“Hullo,” she said. “I thought you'd deserted me. What did he want?”
“One or two particulars. I'm Arnold's executor, you know. Come along and I'll give you some lunch.” Miss Vereker was hungry, and not even the intelligence that she might have to be present at the inquest interfered with her appetite. She ate a hearty meal, and by three o'clock was once more at Riverside Cottage, backing her car out of the garage. “Are you coming back to Town, too?” she inquired.
“Yes, as soon as I've found out the date of the inquest. I'll look in to-night to have a word with Kenneth. Mind the rose-bush!”
“I've been driving this car for over a year,” said Antonia, affronted.
“It looks like it,” he agreed, his eyes on a battered mudguard.
Antonia slammed the gear-lever into first, and started with a jerk. Her cousin watched her drive off, narrowly escaping a collision with the gate-post, and then got into his own car again, and drove back to Hanborough.

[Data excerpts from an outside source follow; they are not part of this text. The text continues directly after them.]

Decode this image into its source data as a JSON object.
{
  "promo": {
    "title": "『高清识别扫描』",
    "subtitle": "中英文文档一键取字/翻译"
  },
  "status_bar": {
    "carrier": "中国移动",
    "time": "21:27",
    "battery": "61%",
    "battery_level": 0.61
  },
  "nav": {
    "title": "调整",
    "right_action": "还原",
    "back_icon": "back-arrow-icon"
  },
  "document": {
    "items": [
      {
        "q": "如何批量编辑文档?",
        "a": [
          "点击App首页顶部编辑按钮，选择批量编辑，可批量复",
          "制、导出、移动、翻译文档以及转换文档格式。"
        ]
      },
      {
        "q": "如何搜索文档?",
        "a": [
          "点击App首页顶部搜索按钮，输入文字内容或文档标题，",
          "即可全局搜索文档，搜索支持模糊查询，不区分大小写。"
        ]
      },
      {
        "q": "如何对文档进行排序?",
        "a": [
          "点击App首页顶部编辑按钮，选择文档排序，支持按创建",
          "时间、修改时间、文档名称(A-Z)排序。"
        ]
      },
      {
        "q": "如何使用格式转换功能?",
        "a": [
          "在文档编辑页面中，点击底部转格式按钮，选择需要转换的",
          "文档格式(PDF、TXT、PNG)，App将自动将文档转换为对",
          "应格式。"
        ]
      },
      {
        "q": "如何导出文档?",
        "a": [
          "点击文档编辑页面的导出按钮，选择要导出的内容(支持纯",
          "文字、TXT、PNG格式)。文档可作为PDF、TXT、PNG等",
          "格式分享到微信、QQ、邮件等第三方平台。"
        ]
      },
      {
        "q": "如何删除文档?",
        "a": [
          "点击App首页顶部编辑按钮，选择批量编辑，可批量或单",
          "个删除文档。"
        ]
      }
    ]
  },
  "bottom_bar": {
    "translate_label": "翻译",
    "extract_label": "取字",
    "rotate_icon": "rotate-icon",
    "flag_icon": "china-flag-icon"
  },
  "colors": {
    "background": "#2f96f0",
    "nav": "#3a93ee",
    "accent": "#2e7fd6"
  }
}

Rather more than an hour later Antonia let herself into the studio that she shared with her brother, and found him in an overall, a cup of tea in one hand and a novel in the other. He was a handsome young man, with untidy dark hair and his sister's brilliant eyes. He raised them from his book as she came in, said, “Hullo!” in a disinterested voice and went on reading.
Antonia pulled off her hat and threw it vaguely in the direction of a chair. It fell on the floor, but beyond saying damn she did no more about it. “Stop reading: I've got some news,” she announced.
“Shut up,” replied her brother. “I'm all thrilled with this murder story. Shan't be long. Have some tea or something.”
Antonia, respecting this mood of absorption, sat down and poured herself out some tea in the slop-basin. Kenneth Vereker finished reading the last chapter of his novel, and threw it aside. “Lousy,” he remarked. “By the way, Murgatroyd has been yapping at me all day to know where you've been. Did you happen to tell me? Damned if I could remember. Where have you been?”